Textos publicados pelo autor

Pergunta:

No contexto de escolha de impressões de documentos, qual a melhor tradução para landscape e portrait?

Resposta:

A versão em português do Word do Office 2007 da Microsoft traduz landscape como «orientação horizontal», e portrait, como «orientação vertical».

Pergunta:

Gostaria de saber qual das seguintes frases está correcta ou é a mais correcta:

A. «… decorridos que estão três anos e meio desde a entrada em vigor da Lei n.º…»; «… decorridos que estão três anos e meio sobre a entrada em vigor da Lei n.º…»; ou «… decorridos que estão três anos e meio da entrada em vigor da Lei n.º…».

B. «Faço votos para que tenhas um bom dia»; «Faço votos que tenhas um bom dia»; ou «Faço votos de que tenhas um bom dia».

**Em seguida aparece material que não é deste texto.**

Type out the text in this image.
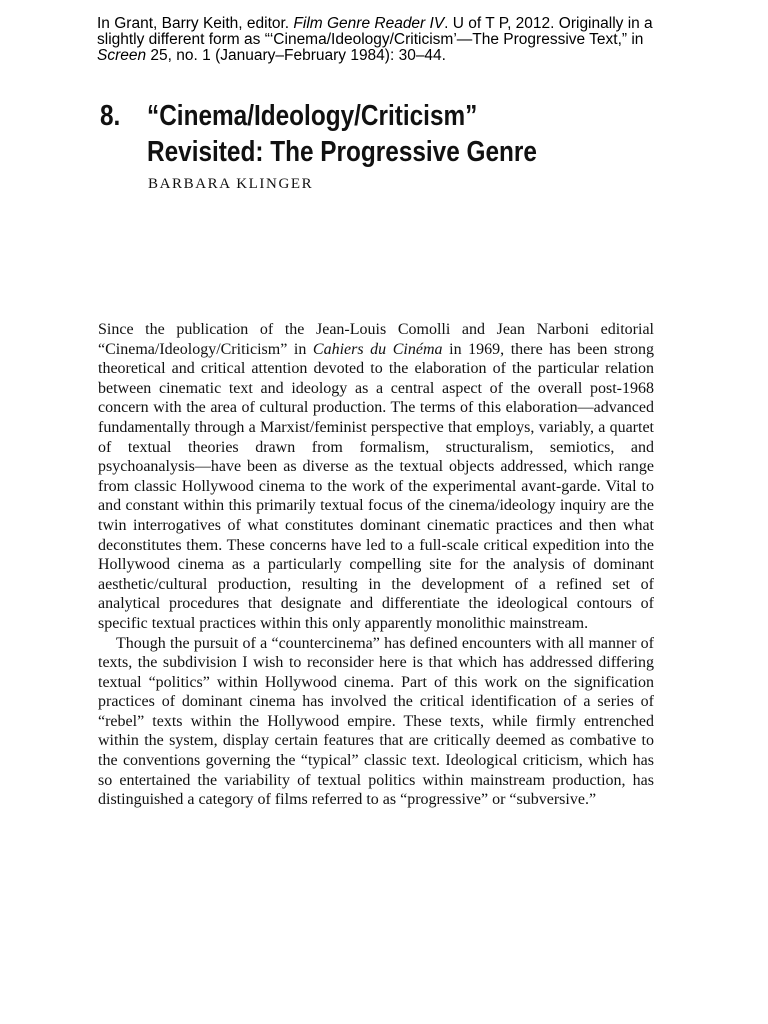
In Grant, Barry Keith, editor. Film Genre Reader IV. U of T P, 2012. Originally in a slightly different form as “‘Cinema/Ideology/Criticism’—The Progressive Text,” in Screen 25, no. 1 (January–February 1984): 30–44.
8. “Cinema/Ideology/Criticism”
Revisited: The Progressive Genre
BARBARA KLINGER

Since the publication of the Jean-Louis Comolli and Jean Narboni editorial “Cinema/Ideology/Criticism” in Cahiers du Cinéma in 1969, there has been strong theoretical and critical attention devoted to the elaboration of the particular relation between cinematic text and ideology as a central aspect of the overall post-1968 concern with the area of cultural production. The terms of this elaboration—advanced fundamentally through a Marxist/feminist perspective that employs, variably, a quartet of textual theories drawn from formalism, structuralism, semiotics, and psychoanalysis—have been as diverse as the textual objects addressed, which range from classic Hollywood cinema to the work of the experimental avant-garde. Vital to and constant within this primarily textual focus of the cinema/ideology inquiry are the twin interrogatives of what constitutes dominant cinematic practices and then what deconstitutes them. These concerns have led to a full-scale critical expedition into the Hollywood cinema as a particularly compelling site for the analysis of dominant aesthetic/cultural production, resulting in the development of a refined set of analytical procedures that designate and differentiate the ideological contours of specific textual practices within this only apparently monolithic mainstream.

Though the pursuit of a “countercinema” has defined encounters with all manner of texts, the subdivision I wish to reconsider here is that which has addressed differing textual “politics” within Hollywood cinema. Part of this work on the signification practices of dominant cinema has involved the critical identification of a series of “rebel” texts within the Hollywood empire. These texts, while firmly entrenched within the system, display certain features that are critically deemed as combative to the conventions governing the “typical” classic text. Ideological criticism, which has so entertained the variability of textual politics within mainstream production, has distinguished a category of films referred to as “progressive” or “subversive.”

Obrigada! Parabéns pelo vosso excelente trabalho!

Resposta:

As frases correctas são:

A. (1) «… decorridos que estão três anos e meio desde a entrada em vigor da Lei n.º…»

    (2) «… decorridos que estão três anos e meio sobre a entrada em vigor da Lei n.º…»

A expressão «decorridos que estão três anos» inclui uma forma (particípio passado) de decorrer, verbo que, tendo sentido temporal (sinónimo de passar), requer um complemento de valor temporal introduzido pelas preposições desde, sobre ou depois, como mostram os seguintes exemplos: «três anos e meio decorreram desde/sobre a entrada em vigor...»; «três anos e meio decorreram depois da entrada em vigor...». Não é, portanto, aceitável dizer *«… decorridos que estão três anos e meio da entrada em vigor da Lei n.º…», porque decorrer, com valor temporal, não se usa com de.

B. (1) «Faço votos para que tenhas um bom dia.»

    (2) «Faço votos de que tenhas um bom dia.»

A expressão «faço votos» pode ser seguida de uma oração subordinada adverbial que exprime finalidade, introduzida pela locução «para que» ou de uma oração subordinada completiva do substantivo votos, introduzida pela preposição de. Embora usada informalmente, não se recomenda «faço votos que», porque omite a preposição que faz parte do complemento de votos.

Pergunta:

Preciso entender melhor o uso da crase. Nas gramáticas brasileiras, usamos o acento grave antes da palavra casa, só quando vier modificando.

«Cheguei a casa cedo.»

«Cheguei à casa de meu pai.»

Na segunda frase, está explicando que não é a minha casa.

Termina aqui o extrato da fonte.